Israeli forces killed Mohammad Mahmoud Odeh Abu Daher, 16, on May 15 during clashes following a demonstration marking Nakba Day.

“Israeli forces continue to use excessive force and recklessly fire live ammunition and rubber-coated metal bullets on unarmed protesters, including children, killing them with impunity,” said Rifat Kassis, executive director of DCI-Palestine. “While Israel claims to open investigations into such incidents, they are not transparent or independent, and seldom result in a soldier being held accountable.”

Mohammad Abdullah Hussein al-Azzeh, 15, sustained a gunshot wound when he was hit with live ammunition in the back and left lung while taking part in the same demonstration. He is currently in stable condition at the Ramallah Medical Complex.

Palestinians across the occupied West Bank and Gaza Strip held marches on May 15 to commemorate the Nabka or “catastrophe”, which marks the forced displacement and dispossession of the Palestinian homeland in 1948.

Mohammad Abdullah Hussein al-Azzeh, 15, sustained a gunshot wound in the back and left lung during the same demonstration.
Mohammad Abdullah Hussein al-Azzeh, 15, sustained a gunshot wound in the back and left lung during the same demonstration.

The use of live ammunition by soldiers on unarmed Palestinian civilians, including children, has been a recent area of concern to human rights groups. In February, Amnesty International released a report finding that the Israeli army uses reckless force throughout the West Bank.

An Israeli army spokesperson said that the killings were under investigation and claimed that only rubber-coated metal bullets, stun grenades and tear gas were used by Israeli forces at the time of the incident, not live ammunition, according to Haaretz.

The deaths on Thursday raise the number of Palestinian children killed by Israeli forces in 2014 to four, according to data collected by DCI-Palestine. Over 1,400 Palestinian children have been killed as a result of Israeli military and settler presence in the Occupied Palestinian Territory since 2000.

In March, Israeli forces shot and killed Yousef al-Shawamrah, 14, with live ammunition in the southern West Bank near his village of Deir al-Asal al-Fawqa. He was shot while looking for thistle in an area of land belonging to the village that now sits on the other side of Israel’s separation barrier. As he and two friends crossed through an open area, soldiers fired live ammunition toward the boys, hitting Yousef in the hip and back.

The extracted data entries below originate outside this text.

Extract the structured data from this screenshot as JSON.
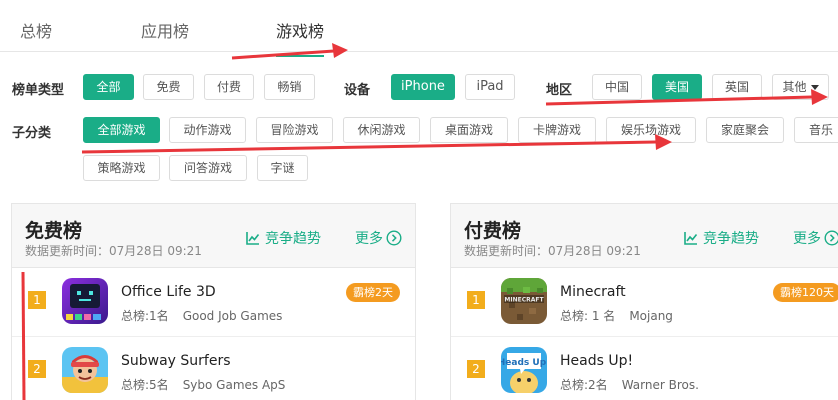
{
  "tabs": [
    {
      "label": "总榜"
    },
    {
      "label": "应用榜"
    },
    {
      "label": "游戏榜"
    }
  ],
  "filters": {
    "list_type": {
      "label": "榜单类型",
      "options": [
        "全部",
        "免费",
        "付费",
        "畅销"
      ],
      "selected": "全部"
    },
    "device": {
      "label": "设备",
      "options": [
        "iPhone",
        "iPad"
      ],
      "selected": "iPhone"
    },
    "region": {
      "label": "地区",
      "options": [
        "中国",
        "美国",
        "英国"
      ],
      "selected": "美国",
      "more": "其他"
    },
    "subcategory": {
      "label": "子分类",
      "options": [
        "全部游戏",
        "动作游戏",
        "冒险游戏",
        "休闲游戏",
        "桌面游戏",
        "卡牌游戏",
        "娱乐场游戏",
        "家庭聚会",
        "音乐",
        "策略游戏",
        "问答游戏",
        "字谜"
      ],
      "selected": "全部游戏"
    }
  },
  "free_panel": {
    "title": "免费榜",
    "updated": "数据更新时间：07月28日 09:21",
    "trend_label": "竞争趋势",
    "more_label": "更多",
    "apps": [
      {
        "rank": "1",
        "name": "Office Life 3D",
        "overall": "总榜:1名",
        "developer": "Good Job Games",
        "badge": "霸榜2天",
        "icon": "office-life-3d-icon"
      },
      {
        "rank": "2",
        "name": "Subway Surfers",
        "overall": "总榜:5名",
        "developer": "Sybo Games ApS",
        "badge": "",
        "icon": "subway-surfers-icon"
      }
    ]
  },
  "paid_panel": {
    "title": "付费榜",
    "updated": "数据更新时间：07月28日 09:21",
    "trend_label": "竞争趋势",
    "more_label": "更多",
    "apps": [
      {
        "rank": "1",
        "name": "Minecraft",
        "overall": "总榜: 1 名",
        "developer": "Mojang",
        "badge": "霸榜120天",
        "icon": "minecraft-icon"
      },
      {
        "rank": "2",
        "name": "Heads Up!",
        "overall": "总榜:2名",
        "developer": "Warner Bros.",
        "badge": "",
        "icon": "heads-up-icon"
      }
    ]
  },
  "colors": {
    "accent": "#1aad87",
    "rank_badge": "#f2ad1c",
    "streak_badge": "#f49b20",
    "annotation": "#e8363b"
  }
}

In December 2013, Wajih Wajdi al-Ramahi, 15, from Jalazoun refugee camp north of the West Bank city of Ramallah was fatally shot with live ammunition fired by an Israeli soldier. Documenting the killing, DCI-Palestine found that Wajih had been shot in the back from a distance of 150-200 meters (about 500 feet).

The Israeli military’s own regulations dictate that live ammunition must be used “only under circumstances of real mortal danger,” but the regulations are not enforced and frequently ignored by Israeli soldiers, according to research by DCI-Palestine and a recent report by B’Tselem, an Israeli human rights group.